– Все, Акопчик, как дважды два… Руцкой был выше Акопа на целую голову, но умудрялся дышать ему прямо в лицо. – Если у политика нет денег, он онанист, Акопчик, а не политик.

От Руцкого несло луком.

– А у меня, Акопчик, две академии, шоб ты знал! И в Кремль я пришел с поста заместителя командующего воздушной армией: генерал-майор плюс вице-президент!

Но ты же сам посмотри, что делают сейчас эти суки! Президент пишут с большой буквы, а вице-президент – с маленькой, вроде как я – порученцем у Бориса Николаевича, хотя народ, Акопчик, избрал нас одним бюллетенем!

Идем дальше: если я баллотируюсь вместе с Ельциным, – Руцкой загнул палец, – мои голоса тоже работают на его победу! Ветераны, армия, бабы… ты знаешь, сколько за меня сейчас баб?

Когда Руцкой пил, он пил очень много, как он говорил – «до полного упаду».

– Ну что, поехали?

Водка с размаха влетела в усатый рот вице-президента России.

– Поцелуемся, Акопчик?

– Нет-нет, сначала надо чокнуться…

– Ну, давай!

Руцкой снова налил себе водку.

– Давай!

Поцелуй получился смачным, влажным, но вытирать рот было как-то неудобно. Акоп сделал вид, что он задумался, прижал стакан к щеке и незаметно прокатал его по губам.
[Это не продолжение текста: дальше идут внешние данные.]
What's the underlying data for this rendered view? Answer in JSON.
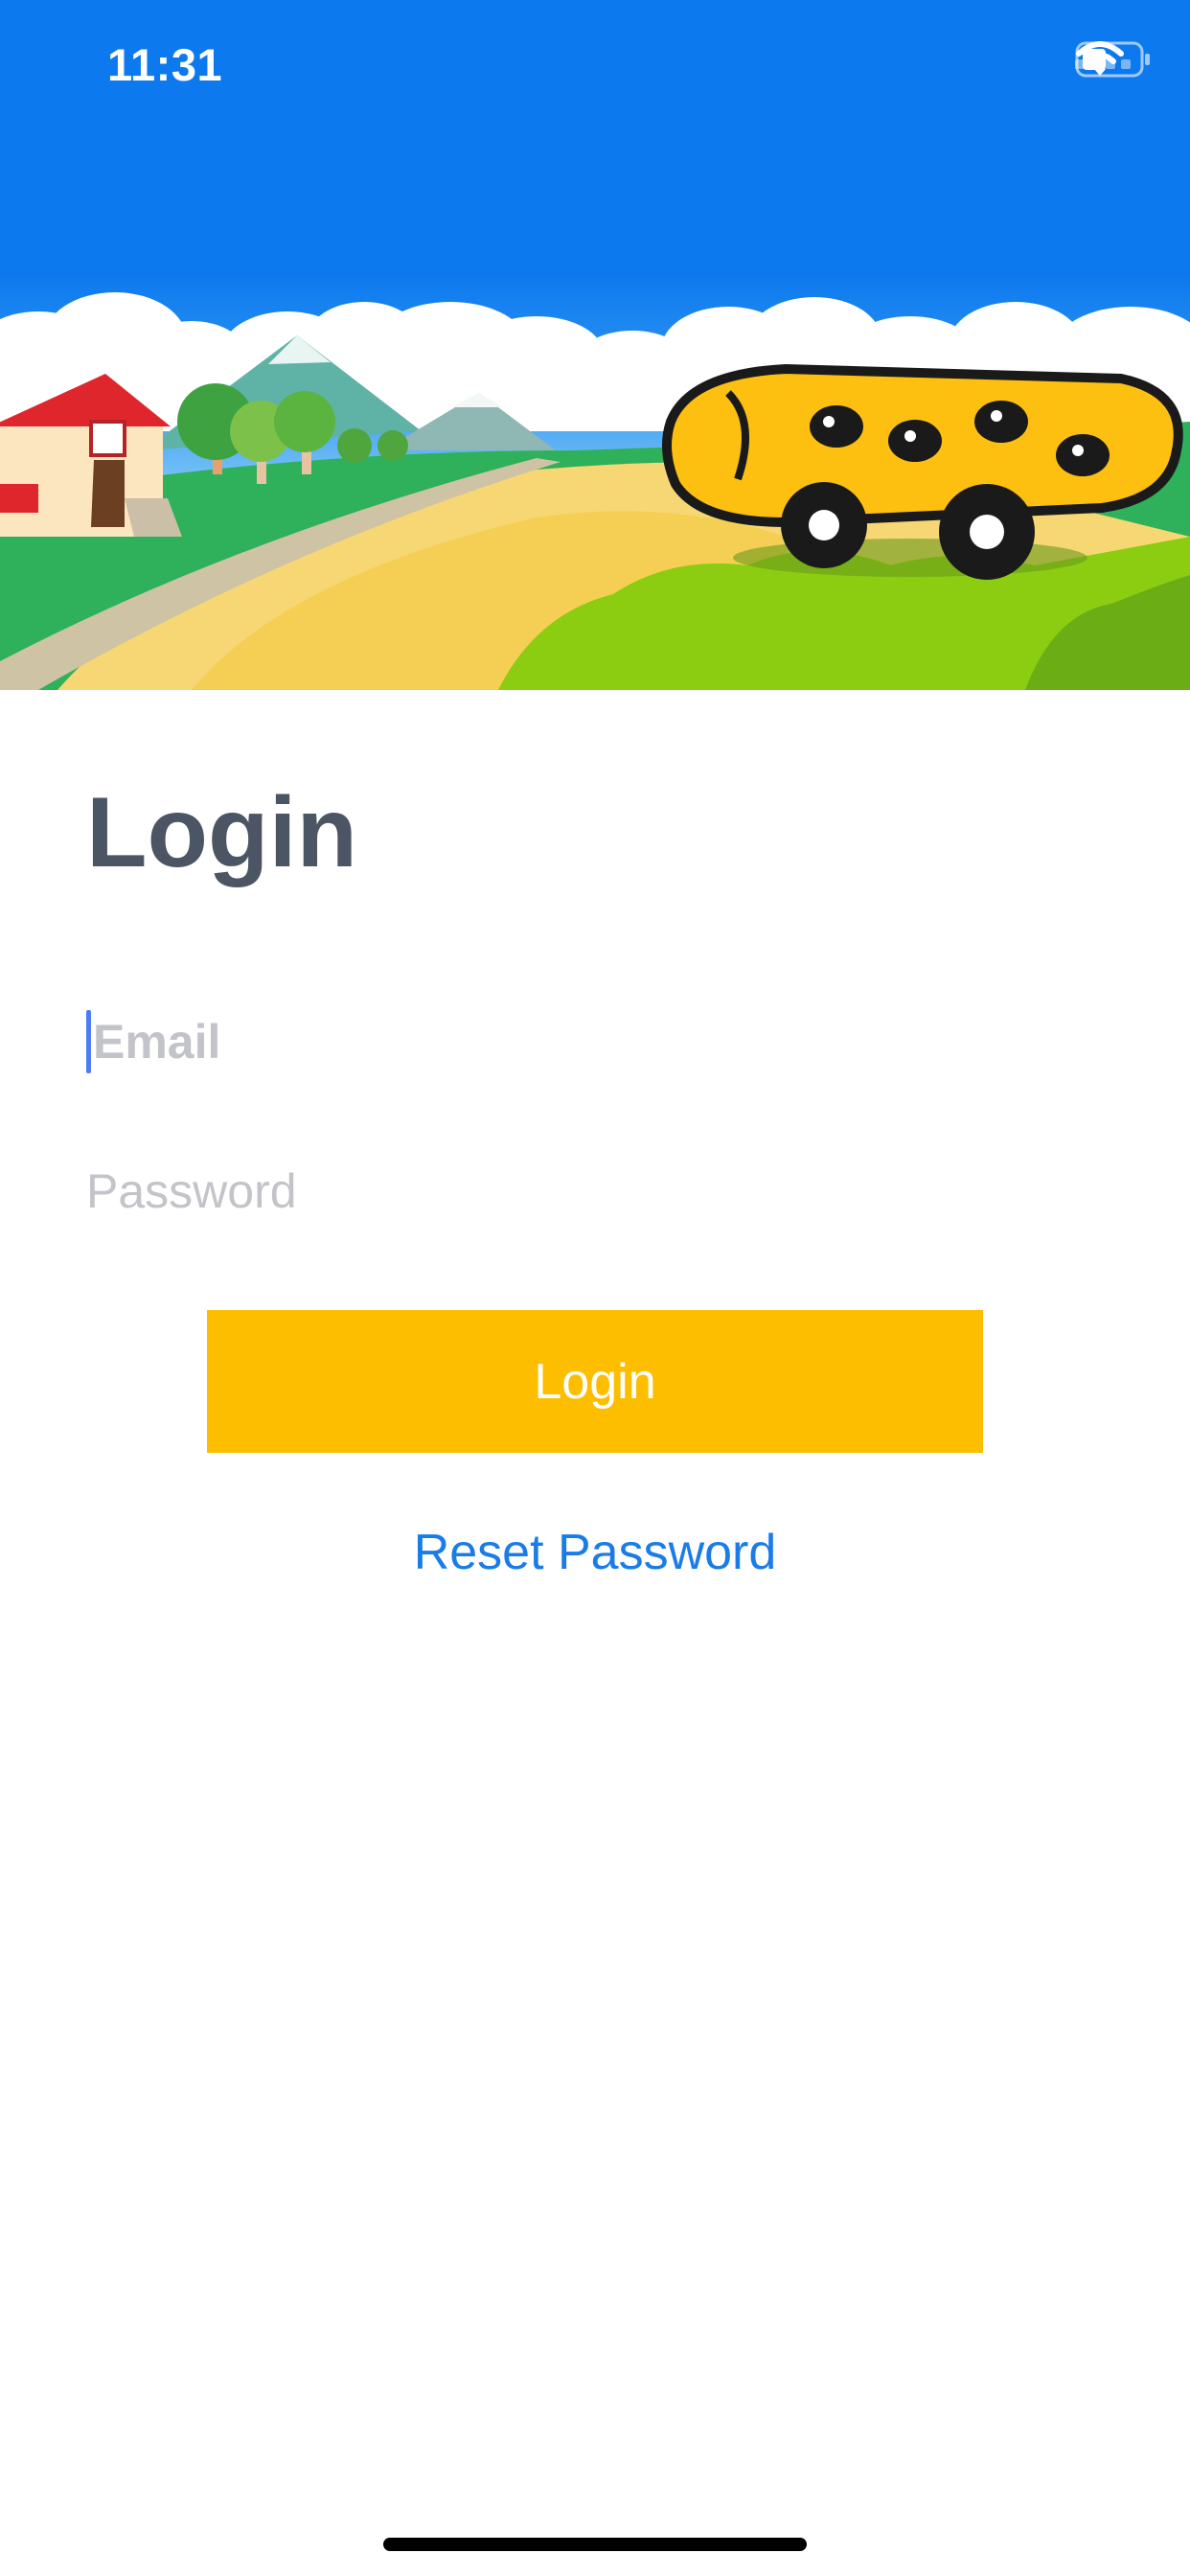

– Ну не командир я, согласен… – Руцкой взял соленый помидор и пальцами разорвал его пополам. Половину помидора он сразу отправил в рот, другую половинку шмякнул обратно в тарелку. – Но я точно, Акопчик, не второй пилот… это-то вы… извините меня! Апоихнему я вообще черт знает что такое, примкнувший какой-то… К Борису Николаевичу!

– Да у вас, я считаю, самая тревожная работа на земле…

– Правильно говоришь, – поддержал Руцкой. – Значит, вывод: если я, уважаемый, не подкреплю себя бизнесменами, которым я ж в итоге и помогу заматереть, кранты мне, в металлолом сдадут, долетал ся я…

Руцкой был в добротном темно-синем костюме.

«Штуки полторы, наверное…» – прикинул Акоп.

– Не-а, икнул Руцкой, – я им не дам себя игнорировать.

Год назад мэр Москвы Попов выделил (по просьбе Руцкого) фонду «Возрождение» (вроде бы – инвестиционный фонд) один из бывших правительственных особняков на Ленинских горах.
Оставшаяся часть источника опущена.